OS Notifications for Claude Code on macOS

Coding with AI is basically the standard nowadays for many people. I also used it quite regularly in my job, specifically Claude Code. It’s certainly very useful to take care of boilerplate and repetitive code and other tasks; tell the AI to do the task, that would otherwise take you longer and be boring and let it work in the background (with proper security restraints of course), while I am getting a snack or so.
There is just one problem with that: It’s easy to forget time with your snack and forget to check when Claude is done or needs input from your side, resulting in it twiddling its imaginary thumbs not doing anything. And just like any good manager, I would never allow my employees a single free minute of not being productive.
Luckily there is a way to avoid that: Terminal Notifications!

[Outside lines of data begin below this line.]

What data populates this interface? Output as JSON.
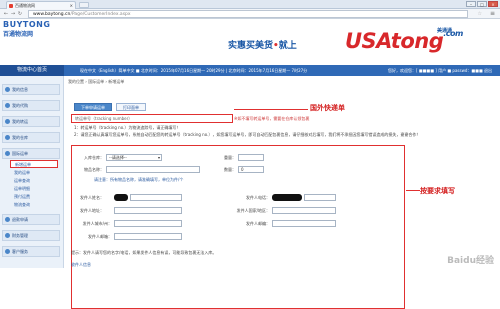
{
  "browser": {
    "tab_title": "百通物流网",
    "url_domain": "www.baytong.cn",
    "url_path": "/Page/CustomerIndex.aspx"
  },
  "header": {
    "brand": "BUYTONG",
    "brand_cn": "百通物流网",
    "slogan_left": "实惠买美货",
    "slogan_sep": "•",
    "slogan_right": "就上",
    "usatong": "USAtong",
    "usatong_com": ".com",
    "usatong_cn": "美通通"
  },
  "topbar": {
    "home_label": "物流中心首页",
    "info": "现在中文（English）简单中文 ■ 北京时间：2015年07月16日星期一 20时29分 | 北京时间：2015年7月16日星期一 7时27分",
    "user": "您好，欢迎您：[ ■■■■ ] 用户 ■ passwd：■■■ 退出"
  },
  "sidebar": {
    "items": [
      {
        "label": "我的信息"
      },
      {
        "label": "我的代购"
      },
      {
        "label": "我的转运"
      },
      {
        "label": "我的仓库"
      },
      {
        "label": "国际运单"
      },
      {
        "label": "退款申请"
      },
      {
        "label": "财务管理"
      },
      {
        "label": "客户服务"
      }
    ],
    "subs": [
      {
        "label": "新增运单"
      },
      {
        "label": "我的运单"
      },
      {
        "label": "运单查询"
      },
      {
        "label": "运单明细"
      },
      {
        "label": "预付运费"
      },
      {
        "label": "物流查询"
      }
    ]
  },
  "main": {
    "crumb": "我的位置 › 国际运单 › 新增运单",
    "tabs": [
      {
        "label": "下单申请运单"
      },
      {
        "label": "打印面单"
      }
    ],
    "tracking_placeholder": "转运单号（tracking number）",
    "tracking_hint": "※如不填写转运单号，需要在仓库认领包裹",
    "note1": "1：转运单号（tracking no.）为物流追踪号，请正确填写！",
    "note2": "2：请您正确认真填写您运单号，系统自动匹配您的转运单号（tracking no.），如您填写运单号，即可自动匹配包裹信息，请仔细核对后填写，我们将不承担因您填写错误造成的损失，谢谢合作！",
    "annotation_top": "国外快递单",
    "annotation_form": "按要求填写"
  },
  "form": {
    "warehouse_label": "入库仓库：",
    "warehouse_value": "--请选择--",
    "weight_label": "重量：",
    "goods_label": "物品名称：",
    "qty_label": "数量：",
    "qty_value": "0",
    "note_goods": "请注意：所有物品名称，请准确填写，单位为件/个",
    "sender_name_label": "发件人姓名：",
    "sender_phone_label": "发件人电话：",
    "sender_addr_label": "发件人地址：",
    "sender_country_label": "发件人国家/地区：",
    "sender_city_label": "发件人城市/州：",
    "sender_zip_label": "发件人邮编：",
    "sender_email_label": "发件人邮箱：",
    "footer_note": "提示：发件人请写您的名字/电话，如果发件人信息有误，可能导致包裹无法入库。",
    "link": "收件人信息"
  },
  "watermark": "Baidu经验"
}
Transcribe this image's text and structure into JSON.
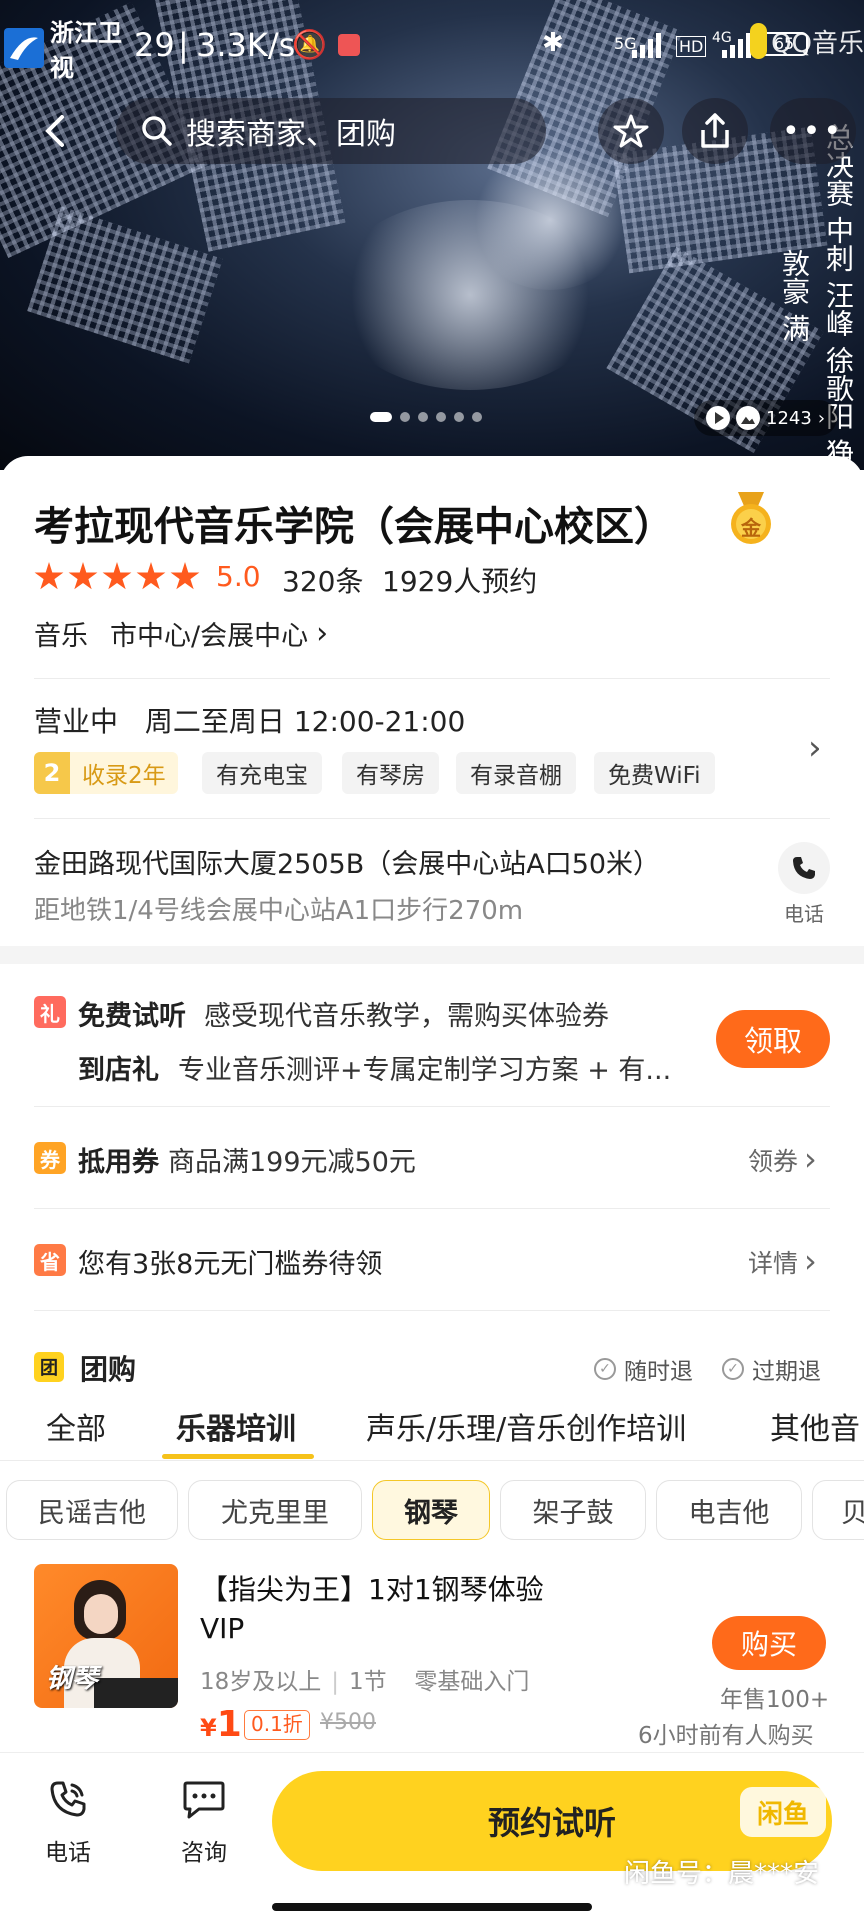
{
  "status_bar": {
    "time": "29",
    "speed": "3.3K/s",
    "battery": "65",
    "network": "5G",
    "signal": "4G"
  },
  "watermark": {
    "tv_logo": "浙江卫视",
    "qq_logo": "QQ音乐",
    "side_text": "总决赛 中刺 汪峰 徐歌阳 狰敦豪 满",
    "bottom": "闲鱼号：晨***安",
    "bottom_badge": "闲鱼"
  },
  "search": {
    "placeholder": "搜索商家、团购"
  },
  "gallery": {
    "views": "1243",
    "dots": 6
  },
  "shop": {
    "name": "考拉现代音乐学院（会展中心校区）",
    "medal": "金",
    "rating": "5.0",
    "reviews": "320条",
    "bookings": "1929人预约",
    "category": "音乐",
    "area": "市中心/会展中心",
    "hours_status": "营业中",
    "hours": "周二至周日 12:00-21:00",
    "years_num": "2",
    "years_label": "收录2年",
    "tags": [
      "有充电宝",
      "有琴房",
      "有录音棚",
      "免费WiFi"
    ],
    "address": "金田路现代国际大厦2505B（会展中心站A口50米）",
    "distance": "距地铁1/4号线会展中心站A1口步行270m",
    "phone_label": "电话"
  },
  "promos": {
    "gift_icon": "礼",
    "trial_title": "免费试听",
    "trial_desc": "感受现代音乐教学，需购买体验券",
    "store_title": "到店礼",
    "store_desc": "专业音乐测评+专属定制学习方案 + 有...",
    "claim_btn": "领取",
    "coupon_icon": "券",
    "coupon_title": "抵用券",
    "coupon_desc": "商品满199元减50元",
    "coupon_link": "领券",
    "save_icon": "省",
    "save_desc": "您有3张8元无门槛券待领",
    "save_link": "详情"
  },
  "group_buy": {
    "icon": "团",
    "title": "团购",
    "anytime": "随时退",
    "expired": "过期退",
    "tabs": [
      "全部",
      "乐器培训",
      "声乐/乐理/音乐创作培训",
      "其他音"
    ],
    "active_tab": 1,
    "chips": [
      "民谣吉他",
      "尤克里里",
      "钢琴",
      "架子鼓",
      "电吉他",
      "贝"
    ],
    "active_chip": 2
  },
  "product": {
    "title": "【指尖为王】1对1钢琴体验VIP",
    "title_line1": "【指尖为王】1对1钢琴体验",
    "title_line2": "VIP",
    "age": "18岁及以上",
    "lessons": "1节",
    "level": "零基础入门",
    "currency": "¥",
    "price": "1",
    "discount": "0.1折",
    "original": "¥500",
    "buy_btn": "购买",
    "sales": "年售100+",
    "recent": "6小时前有人购买",
    "thumb_text": "钢琴"
  },
  "bottom_bar": {
    "phone": "电话",
    "consult": "咨询",
    "book": "预约试听"
  }
}
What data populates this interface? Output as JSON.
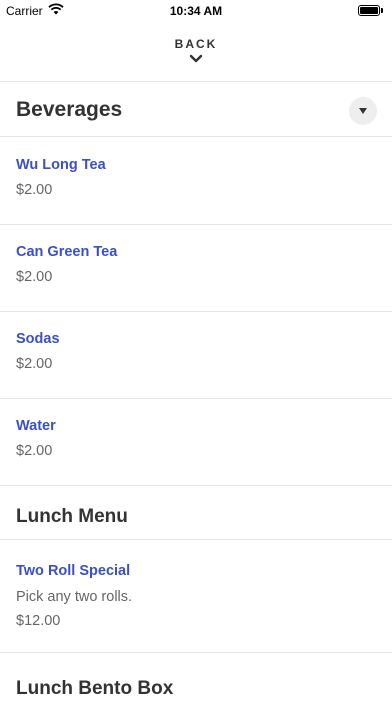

Claude Code supports hooks — shell commands that run automatically at specific points in its lifecycle. With two small config entries and one Homebrew package, you can get native macOS notifications whenever Claude finishes a task or needs your input.

The Setup

Prerequisites

Install terminal-notifier, a CLI that posts to macOS Notification Center:

brew install terminal-notifier  

Configuration

Add two hooks to ~/.claude/settings.json:

{  
  "hooks": {  
    "Notification": [  
      {  
        "matcher": "*",  
        "hooks": [  
          {  
            "type": "command",  
            "command": "jq -r '.message' | xargs -I {} terminal-notifier -message \"{}\" -title \"Claude Code Alert\" -group \"$(pwd):notification\""  
          }  
        ]  
      }  
    ],  
    "Stop": [  
      {  
        "matcher": "*",  
        "hooks": [  
          {  
            "type": "command",  
            "command": "terminal-notifier -message \"Claude has completed its task in $(basename $(pwd))\" -title \"Claude Code Finished\" -group \"$(pwd):completion\""  
          }  
        ]  
      }  
    ]  
  }  
}  

That’s it. ~10 lines of JSON, no scripts, no daemons. And you get simple notifications whenever Claude is done with its current task:

OS-Notifications-for-Claude-Code-on-macOS-1771848834188.webp

There are more details and options to configure these notifications.

How It Works

Hook 1: Notification — “Claude Needs you”

Fires whenever Claude Code emits a notification — permission prompts, idle prompts, auth events, or questions. Claude pipes JSON to stdin:

{  
  "message": "Claude needs your permission to use Bash",  
  "title": "Permission needed",  
  "notification_type": "permission_prompt"  
}  

The command extracts the message field with jq and passes it to terminal-notifier. You see the actual notification text from Claude as a native macOS notification.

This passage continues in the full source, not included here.